Through a decade of economic turmoil, a new kind of journalism has emerged. In the last 10 years the number of nonprofit newsrooms (mostly digital/online) in the US has sprung from only a few dozens to more than 200 now. It is no longer a novelty.
“INN Index: The state of nonprofit news 2018 Survey Report” is a replicable baseline study by the Institute of Nonprofit News, a network of more than 180 nonprofit, nonpartisan news media including nonprofit state organizations. And the survey is the first phase of INN index initiative for helping nonprofit news leaders to benchmark their performances.
The study found that 40 percent of the nonprofits are primarily investigative, and one in four regards analysis and explanatory journalism as their main mission. The field is dominated by the organizations established in the past decade. Three-quarters of them were launched in 2008 or later while a typical nonprofit newsroom is just 8 years old. More than half publish daily and eight out of 10 publish at least weekly.
Nearly one-third of nonprofit news reaches their audience on third-party platforms such as newspapers, broadcast outlets or other online news organizations. Another third have developed their own audience, reaching the readers directly through their own website. Challenging the existing environment, the nonprofit news fills the gaps in the news and information system by offering quality in-depth journalism that goes deep on key civic topics.

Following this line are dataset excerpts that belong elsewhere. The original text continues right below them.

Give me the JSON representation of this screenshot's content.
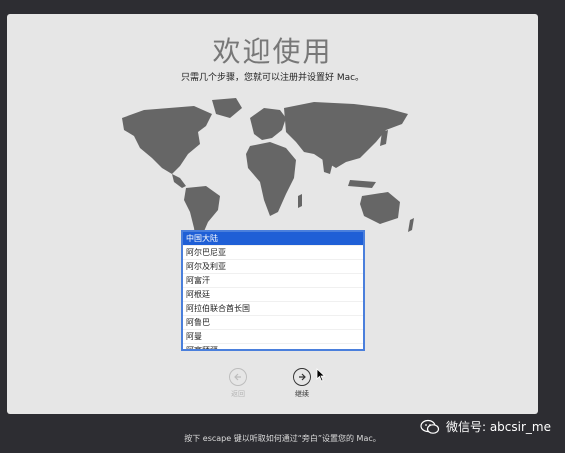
{
  "setup": {
    "title": "欢迎使用",
    "subtitle": "只需几个步骤，您就可以注册并设置好 Mac。",
    "countries": [
      "中国大陆",
      "阿尔巴尼亚",
      "阿尔及利亚",
      "阿富汗",
      "阿根廷",
      "阿拉伯联合酋长国",
      "阿鲁巴",
      "阿曼",
      "阿塞拜疆"
    ],
    "selected_country": "中国大陆",
    "back_label": "返回",
    "continue_label": "继续",
    "footer": "按下 escape 键以听取如何通过“旁白”设置您的 Mac。"
  },
  "watermark": {
    "text": "微信号: abcsir_me"
  },
  "colors": {
    "selection": "#1f5fd6",
    "panel": "#e6e6e6",
    "background": "#2d2d32"
  }
}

More than two-third cover government policy, politics or focus on government watchdog or accountability reporting. Among the public affairs topics are environment and education followed by social justice and inequality, and criminal justice. Newsrooms covering mostly current news and events have grown slowly.
Nonprofit news organizations have moved from precarious financial footing to a measure of stability and growth. Although many still remain fragile, more than half of them generated revenues of $500,000 or more in the fiscal year 2017. The estimated annual revenue for more than 188 INN member organizations stood between $325 million and $350 million in 2017.
Nonprofit newsroom staffs are majority-female and mostly white, more diverse than their newspaper counterparts but still lagging in racial diversity. Nonprofit journalism is setting a strong course towards community engagement and collaboration and filling gaps in public information. Challenges for nonprofit news organizations are to find new sources of revenue and sustainability and find ways of reaching a wider audience.